Things are generally going wrong all over Plumstead Middle School as everyone, including the teachers, try to figure out their way around, but Mr. Brimlow is calm and good-natured, and getting back to school with Eddie and Salem after their bus adventure breaks the ice between them. When Mr. Brimlow gets back to his office, he finds Dennis “Pickles” Johnson waiting for him. Dennis, who gained his nickname from the time he decorated his family’s Christmas tree with actual pickles and the incident made the local paper, is an amateur inventor who made his own oversized skateboard that looks like a pickle. The reason why he was sent to the principal’s office is that his skateboard won’t fit in his locker, and he can’t have it in class. When Pickles asks the principal what could happen if he were allowed to ride his skateboard around the school, the principal asks to try the skateboard himself. He’s unable to stop himself and ends up rolling into a nearby classroom and crashing into the geography teacher’s desk, proving to Pickles (and everybody else) what could happen if Pickles is allowed to use his skateboard in the school hallways. Mr. Brimlow forbids Pickles to bring the skateboard to school again but also thanks him for the fun ride and invites him to lunch.

Far from being upset by the strange beginning to the school year, Mr. Brimlow is actually grateful for the eccentric students and their shenanigans because he really likes to get to know his students, and he particularly learns a lot about Eddie, Salem, Pickles, and Sunny on their first day. It hasn’t escaped his notice that Sunny is being purposely sour to other people, and it isn’t really a surprise when one of her teachers sends her to the principal’s office after she deliberately answers all of her math problems wrong, misspells everything in a writing assignment, writes all of her assignments in extra tiny writing to make them difficult to read, and then pretends to flick boogers at Eddie.

When she’s sent to the principal’s office, Sunny thinks that her plan of being obnoxious has already worked and that she’ll soon be sent home or to Hillary’s school, but the principal ends up inviting her to lunch along with Pickles, Eddie, and Salem. The principal actually enjoys the experience, and rather than punishing any of the students for their various shenanigans from the morning, he decides to give each of them special jobs to help them settle into life at their new school. Since Eddie was a flag raiser at his old school, Mr. Brimlow gives him that job at Plumstead Middle School, assigning Pickles to help him. He puts Sunny in charge of taking care of an escaped hamster that the kids found, and noting Salem’s interest in people’s personalities and organizational skills, puts Salem in charge of all of the other students as they are given the collective job of coming up with a mascot for the school.

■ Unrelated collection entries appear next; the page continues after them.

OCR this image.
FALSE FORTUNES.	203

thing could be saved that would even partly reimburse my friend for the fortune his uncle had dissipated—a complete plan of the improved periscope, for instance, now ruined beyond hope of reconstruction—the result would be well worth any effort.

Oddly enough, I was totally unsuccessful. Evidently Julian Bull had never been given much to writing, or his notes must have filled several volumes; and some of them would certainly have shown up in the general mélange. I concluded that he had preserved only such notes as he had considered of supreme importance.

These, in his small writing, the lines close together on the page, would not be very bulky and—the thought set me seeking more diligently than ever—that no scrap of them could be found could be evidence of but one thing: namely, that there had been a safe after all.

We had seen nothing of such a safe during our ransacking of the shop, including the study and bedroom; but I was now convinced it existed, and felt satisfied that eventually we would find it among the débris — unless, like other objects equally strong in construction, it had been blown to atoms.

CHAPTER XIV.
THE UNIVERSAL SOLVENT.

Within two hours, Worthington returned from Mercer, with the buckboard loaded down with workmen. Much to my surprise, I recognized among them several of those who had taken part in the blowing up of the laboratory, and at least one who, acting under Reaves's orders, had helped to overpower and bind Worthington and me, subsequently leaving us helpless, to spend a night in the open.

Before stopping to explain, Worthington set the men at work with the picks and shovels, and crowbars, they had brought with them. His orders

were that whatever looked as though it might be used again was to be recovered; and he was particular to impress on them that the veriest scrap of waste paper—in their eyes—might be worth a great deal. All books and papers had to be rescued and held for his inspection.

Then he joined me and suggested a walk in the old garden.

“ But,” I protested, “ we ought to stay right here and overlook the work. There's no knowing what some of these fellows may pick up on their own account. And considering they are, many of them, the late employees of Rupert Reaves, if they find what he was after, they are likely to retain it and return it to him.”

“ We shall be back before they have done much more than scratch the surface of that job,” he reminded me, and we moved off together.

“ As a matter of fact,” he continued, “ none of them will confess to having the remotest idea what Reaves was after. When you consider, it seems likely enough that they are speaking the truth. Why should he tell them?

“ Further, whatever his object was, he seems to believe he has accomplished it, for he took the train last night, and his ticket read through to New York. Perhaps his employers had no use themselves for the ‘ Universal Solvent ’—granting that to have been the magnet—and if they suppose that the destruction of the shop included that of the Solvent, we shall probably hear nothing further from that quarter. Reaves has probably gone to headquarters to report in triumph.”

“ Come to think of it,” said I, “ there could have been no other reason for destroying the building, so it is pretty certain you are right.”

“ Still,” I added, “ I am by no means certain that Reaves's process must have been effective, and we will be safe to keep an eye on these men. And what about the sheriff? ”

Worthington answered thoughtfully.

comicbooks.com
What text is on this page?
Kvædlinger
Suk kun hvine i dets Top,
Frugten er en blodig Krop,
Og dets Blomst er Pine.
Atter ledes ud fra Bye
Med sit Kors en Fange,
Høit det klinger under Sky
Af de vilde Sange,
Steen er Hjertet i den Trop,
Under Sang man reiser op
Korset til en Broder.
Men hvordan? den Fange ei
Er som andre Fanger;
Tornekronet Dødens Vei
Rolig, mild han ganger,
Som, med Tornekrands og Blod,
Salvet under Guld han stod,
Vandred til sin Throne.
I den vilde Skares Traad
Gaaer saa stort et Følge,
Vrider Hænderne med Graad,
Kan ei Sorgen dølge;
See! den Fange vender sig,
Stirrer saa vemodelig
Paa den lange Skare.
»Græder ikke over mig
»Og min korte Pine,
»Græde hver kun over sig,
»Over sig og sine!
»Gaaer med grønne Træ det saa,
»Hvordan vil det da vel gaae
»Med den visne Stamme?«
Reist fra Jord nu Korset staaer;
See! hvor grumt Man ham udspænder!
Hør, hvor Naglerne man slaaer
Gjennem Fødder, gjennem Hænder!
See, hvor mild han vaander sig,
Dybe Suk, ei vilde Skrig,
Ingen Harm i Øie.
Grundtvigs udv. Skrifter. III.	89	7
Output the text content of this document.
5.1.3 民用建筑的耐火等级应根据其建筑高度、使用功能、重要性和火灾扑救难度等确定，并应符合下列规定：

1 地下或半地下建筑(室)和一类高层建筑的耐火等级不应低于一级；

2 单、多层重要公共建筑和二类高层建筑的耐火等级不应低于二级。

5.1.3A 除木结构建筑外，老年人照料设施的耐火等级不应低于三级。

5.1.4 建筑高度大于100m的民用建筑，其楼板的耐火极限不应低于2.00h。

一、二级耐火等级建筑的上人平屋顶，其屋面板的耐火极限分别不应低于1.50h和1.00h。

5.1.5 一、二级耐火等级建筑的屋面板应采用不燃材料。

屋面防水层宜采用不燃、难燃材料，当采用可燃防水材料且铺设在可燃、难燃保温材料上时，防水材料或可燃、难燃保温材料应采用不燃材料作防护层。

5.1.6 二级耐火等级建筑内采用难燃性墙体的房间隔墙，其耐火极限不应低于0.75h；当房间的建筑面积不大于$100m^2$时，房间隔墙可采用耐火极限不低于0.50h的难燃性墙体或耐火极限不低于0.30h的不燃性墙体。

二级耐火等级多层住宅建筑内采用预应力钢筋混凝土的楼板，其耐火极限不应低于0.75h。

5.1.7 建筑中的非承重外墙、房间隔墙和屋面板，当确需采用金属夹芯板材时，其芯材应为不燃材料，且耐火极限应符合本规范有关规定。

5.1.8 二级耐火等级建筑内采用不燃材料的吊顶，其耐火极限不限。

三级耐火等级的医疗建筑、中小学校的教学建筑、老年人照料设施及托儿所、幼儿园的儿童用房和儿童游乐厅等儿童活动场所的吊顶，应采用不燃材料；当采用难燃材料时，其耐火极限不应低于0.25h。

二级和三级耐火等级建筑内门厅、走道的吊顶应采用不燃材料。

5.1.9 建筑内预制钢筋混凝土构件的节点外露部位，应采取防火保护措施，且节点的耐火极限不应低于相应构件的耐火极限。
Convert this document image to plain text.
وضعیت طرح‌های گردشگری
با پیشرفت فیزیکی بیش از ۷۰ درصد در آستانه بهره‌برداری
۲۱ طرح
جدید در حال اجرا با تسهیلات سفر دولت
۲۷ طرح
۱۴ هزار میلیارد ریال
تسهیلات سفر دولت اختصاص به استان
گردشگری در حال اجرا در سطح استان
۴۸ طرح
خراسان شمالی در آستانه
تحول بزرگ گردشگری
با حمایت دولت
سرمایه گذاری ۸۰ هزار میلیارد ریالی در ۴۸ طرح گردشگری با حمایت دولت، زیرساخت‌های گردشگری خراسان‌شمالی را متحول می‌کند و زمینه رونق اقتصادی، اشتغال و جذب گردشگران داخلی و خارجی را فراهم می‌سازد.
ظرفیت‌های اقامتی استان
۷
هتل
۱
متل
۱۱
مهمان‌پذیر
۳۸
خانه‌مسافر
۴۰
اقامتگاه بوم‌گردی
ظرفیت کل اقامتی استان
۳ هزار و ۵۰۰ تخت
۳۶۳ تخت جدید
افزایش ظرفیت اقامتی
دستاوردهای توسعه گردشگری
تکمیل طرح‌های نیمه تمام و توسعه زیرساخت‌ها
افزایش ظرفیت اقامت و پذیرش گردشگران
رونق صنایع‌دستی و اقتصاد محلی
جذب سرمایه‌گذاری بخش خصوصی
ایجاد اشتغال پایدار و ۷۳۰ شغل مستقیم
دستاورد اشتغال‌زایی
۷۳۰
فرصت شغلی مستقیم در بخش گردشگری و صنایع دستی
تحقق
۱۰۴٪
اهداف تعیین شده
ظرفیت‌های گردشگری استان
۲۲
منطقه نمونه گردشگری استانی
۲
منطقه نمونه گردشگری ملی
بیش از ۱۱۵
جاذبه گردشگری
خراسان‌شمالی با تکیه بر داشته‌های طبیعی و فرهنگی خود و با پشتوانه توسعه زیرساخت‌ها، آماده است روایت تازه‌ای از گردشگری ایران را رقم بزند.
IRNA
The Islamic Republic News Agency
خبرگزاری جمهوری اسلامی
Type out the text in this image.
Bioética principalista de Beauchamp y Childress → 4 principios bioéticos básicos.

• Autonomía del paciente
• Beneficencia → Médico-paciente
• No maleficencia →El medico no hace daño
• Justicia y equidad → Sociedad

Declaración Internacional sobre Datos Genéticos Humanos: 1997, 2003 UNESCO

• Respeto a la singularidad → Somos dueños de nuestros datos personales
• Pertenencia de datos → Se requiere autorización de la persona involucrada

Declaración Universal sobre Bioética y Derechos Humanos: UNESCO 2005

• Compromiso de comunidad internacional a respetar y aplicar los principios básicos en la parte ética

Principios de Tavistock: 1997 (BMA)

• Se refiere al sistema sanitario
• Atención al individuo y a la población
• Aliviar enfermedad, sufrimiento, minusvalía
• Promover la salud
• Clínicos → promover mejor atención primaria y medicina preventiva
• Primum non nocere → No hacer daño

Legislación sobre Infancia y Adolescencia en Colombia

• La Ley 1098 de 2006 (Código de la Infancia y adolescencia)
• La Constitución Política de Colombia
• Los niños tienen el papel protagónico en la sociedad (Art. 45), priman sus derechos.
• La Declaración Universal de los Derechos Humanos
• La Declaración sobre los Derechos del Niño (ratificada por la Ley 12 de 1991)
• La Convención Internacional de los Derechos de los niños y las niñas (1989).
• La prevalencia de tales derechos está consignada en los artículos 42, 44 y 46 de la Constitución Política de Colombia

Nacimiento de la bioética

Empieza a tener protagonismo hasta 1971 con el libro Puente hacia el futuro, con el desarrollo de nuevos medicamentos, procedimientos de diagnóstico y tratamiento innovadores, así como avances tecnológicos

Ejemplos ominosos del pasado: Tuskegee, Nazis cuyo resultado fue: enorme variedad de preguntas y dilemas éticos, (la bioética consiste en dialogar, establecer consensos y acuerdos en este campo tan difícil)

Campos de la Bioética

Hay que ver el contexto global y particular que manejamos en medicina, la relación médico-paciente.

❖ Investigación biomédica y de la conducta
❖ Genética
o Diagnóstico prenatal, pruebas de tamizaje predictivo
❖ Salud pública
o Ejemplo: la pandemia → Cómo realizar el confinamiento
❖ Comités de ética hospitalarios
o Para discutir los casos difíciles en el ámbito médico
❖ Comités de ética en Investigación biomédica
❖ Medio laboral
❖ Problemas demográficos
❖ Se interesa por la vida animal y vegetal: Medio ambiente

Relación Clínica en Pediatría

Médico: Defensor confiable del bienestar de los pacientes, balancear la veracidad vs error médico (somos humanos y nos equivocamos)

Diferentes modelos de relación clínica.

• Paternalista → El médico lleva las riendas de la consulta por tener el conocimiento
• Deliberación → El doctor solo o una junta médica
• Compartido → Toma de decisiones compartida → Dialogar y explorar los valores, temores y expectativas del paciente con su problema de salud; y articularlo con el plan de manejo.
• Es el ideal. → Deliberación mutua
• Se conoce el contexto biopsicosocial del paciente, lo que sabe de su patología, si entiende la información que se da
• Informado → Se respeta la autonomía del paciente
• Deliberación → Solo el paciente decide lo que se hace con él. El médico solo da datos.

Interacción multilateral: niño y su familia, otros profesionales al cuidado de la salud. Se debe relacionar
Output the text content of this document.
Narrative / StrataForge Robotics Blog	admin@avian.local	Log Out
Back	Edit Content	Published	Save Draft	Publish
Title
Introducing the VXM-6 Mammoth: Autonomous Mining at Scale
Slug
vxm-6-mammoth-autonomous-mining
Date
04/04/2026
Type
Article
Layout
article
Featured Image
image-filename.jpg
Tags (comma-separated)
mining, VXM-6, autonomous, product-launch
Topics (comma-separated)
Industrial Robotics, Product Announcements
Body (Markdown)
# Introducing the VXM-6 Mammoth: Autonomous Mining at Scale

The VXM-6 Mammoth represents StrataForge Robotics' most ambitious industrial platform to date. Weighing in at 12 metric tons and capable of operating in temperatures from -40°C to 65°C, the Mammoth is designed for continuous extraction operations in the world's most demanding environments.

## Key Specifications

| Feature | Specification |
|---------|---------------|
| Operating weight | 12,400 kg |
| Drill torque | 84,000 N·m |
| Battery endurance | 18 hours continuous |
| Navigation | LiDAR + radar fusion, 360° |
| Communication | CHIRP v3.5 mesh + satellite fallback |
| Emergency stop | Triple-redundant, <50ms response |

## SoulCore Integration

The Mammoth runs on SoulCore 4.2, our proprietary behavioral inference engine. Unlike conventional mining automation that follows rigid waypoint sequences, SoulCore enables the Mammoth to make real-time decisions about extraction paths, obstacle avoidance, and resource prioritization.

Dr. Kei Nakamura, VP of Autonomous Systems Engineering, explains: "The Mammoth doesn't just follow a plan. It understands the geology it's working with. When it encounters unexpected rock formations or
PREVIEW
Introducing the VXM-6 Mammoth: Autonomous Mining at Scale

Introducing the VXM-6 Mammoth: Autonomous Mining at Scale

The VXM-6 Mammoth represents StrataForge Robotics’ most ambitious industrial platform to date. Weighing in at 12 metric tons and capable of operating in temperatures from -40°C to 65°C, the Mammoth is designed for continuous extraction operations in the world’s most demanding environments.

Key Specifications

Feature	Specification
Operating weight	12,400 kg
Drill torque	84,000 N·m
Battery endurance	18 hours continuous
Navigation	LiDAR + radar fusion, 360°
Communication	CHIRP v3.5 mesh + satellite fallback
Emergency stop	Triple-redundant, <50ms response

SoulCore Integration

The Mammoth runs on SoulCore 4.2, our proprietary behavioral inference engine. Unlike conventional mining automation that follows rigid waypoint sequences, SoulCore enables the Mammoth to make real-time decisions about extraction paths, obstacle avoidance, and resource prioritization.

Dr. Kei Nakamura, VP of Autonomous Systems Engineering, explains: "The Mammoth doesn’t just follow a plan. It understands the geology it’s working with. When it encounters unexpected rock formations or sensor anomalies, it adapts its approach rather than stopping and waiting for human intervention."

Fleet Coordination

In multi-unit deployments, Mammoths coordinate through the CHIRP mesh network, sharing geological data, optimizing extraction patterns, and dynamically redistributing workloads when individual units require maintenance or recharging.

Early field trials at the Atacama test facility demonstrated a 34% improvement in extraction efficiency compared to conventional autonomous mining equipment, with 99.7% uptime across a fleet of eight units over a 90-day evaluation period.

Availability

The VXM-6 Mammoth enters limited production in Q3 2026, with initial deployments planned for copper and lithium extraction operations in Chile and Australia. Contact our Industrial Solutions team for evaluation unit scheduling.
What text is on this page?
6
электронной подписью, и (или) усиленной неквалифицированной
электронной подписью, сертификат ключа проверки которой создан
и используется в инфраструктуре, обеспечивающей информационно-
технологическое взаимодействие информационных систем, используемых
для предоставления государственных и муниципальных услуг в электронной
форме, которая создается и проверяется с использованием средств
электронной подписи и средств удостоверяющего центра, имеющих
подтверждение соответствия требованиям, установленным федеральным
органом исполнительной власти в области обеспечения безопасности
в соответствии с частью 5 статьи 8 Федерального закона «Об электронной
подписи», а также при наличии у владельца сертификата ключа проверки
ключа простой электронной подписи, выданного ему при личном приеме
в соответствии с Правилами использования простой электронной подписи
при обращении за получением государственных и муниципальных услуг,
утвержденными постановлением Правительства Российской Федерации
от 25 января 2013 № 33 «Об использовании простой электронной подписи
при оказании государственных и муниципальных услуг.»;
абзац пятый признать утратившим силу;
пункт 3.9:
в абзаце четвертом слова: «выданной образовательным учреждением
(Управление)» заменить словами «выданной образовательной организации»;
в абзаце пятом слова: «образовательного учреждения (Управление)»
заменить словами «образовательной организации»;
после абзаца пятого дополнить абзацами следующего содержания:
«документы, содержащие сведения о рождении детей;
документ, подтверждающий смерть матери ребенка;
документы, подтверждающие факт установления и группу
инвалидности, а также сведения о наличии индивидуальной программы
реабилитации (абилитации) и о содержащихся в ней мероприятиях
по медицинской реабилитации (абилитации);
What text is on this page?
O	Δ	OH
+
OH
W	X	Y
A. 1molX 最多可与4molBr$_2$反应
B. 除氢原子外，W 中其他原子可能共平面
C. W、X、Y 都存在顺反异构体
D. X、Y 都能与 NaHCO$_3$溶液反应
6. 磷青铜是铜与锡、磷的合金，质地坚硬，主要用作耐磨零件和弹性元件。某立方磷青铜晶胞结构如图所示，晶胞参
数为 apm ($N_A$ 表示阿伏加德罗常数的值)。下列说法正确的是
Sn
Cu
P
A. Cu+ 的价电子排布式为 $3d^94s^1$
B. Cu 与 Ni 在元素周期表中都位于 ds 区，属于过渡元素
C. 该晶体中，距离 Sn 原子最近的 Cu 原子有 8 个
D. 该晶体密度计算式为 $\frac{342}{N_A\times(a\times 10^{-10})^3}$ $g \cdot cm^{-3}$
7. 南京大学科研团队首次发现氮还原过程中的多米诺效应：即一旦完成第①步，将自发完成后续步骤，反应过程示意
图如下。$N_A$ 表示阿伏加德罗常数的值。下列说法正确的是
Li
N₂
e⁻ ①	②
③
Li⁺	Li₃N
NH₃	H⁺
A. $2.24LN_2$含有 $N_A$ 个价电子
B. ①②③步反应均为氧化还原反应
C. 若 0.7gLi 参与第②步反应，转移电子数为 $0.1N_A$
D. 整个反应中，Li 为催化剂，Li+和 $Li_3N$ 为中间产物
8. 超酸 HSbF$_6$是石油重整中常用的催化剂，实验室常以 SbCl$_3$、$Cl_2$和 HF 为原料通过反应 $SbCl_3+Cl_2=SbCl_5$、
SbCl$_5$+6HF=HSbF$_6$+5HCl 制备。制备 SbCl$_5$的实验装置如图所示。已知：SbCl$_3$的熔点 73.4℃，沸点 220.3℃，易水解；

Through these activities, the four kids become friends with each other and also start to become a real part of their new school. Instead of being kicked out, Sunny is the one who comes up with the winning idea for the school’s new mascot, the Hamsters, becoming attached to the hamster that she has to care for and upset during a time when she thinks that he’s dead. (Fortunately, the hamster is fine in the end.) Eddie thinks of himself as a wimp for being pushed around by the older kids, but Pickles becomes his friend and sticks up for him, and Salem writes a story about him to show him why he’s actually a hero in his own small way.

It’s a good story about a group of unlikely friends with likable, eccentric characters. In the end, the principal’s tactic of helping the students to adjust to middle school by getting them more involved works well, and even Sunny realizes that she can be happy in her new school with her new friends while still being friends with Hillary from across the street.

The book is available to borrow and read for free online through Internet Archive.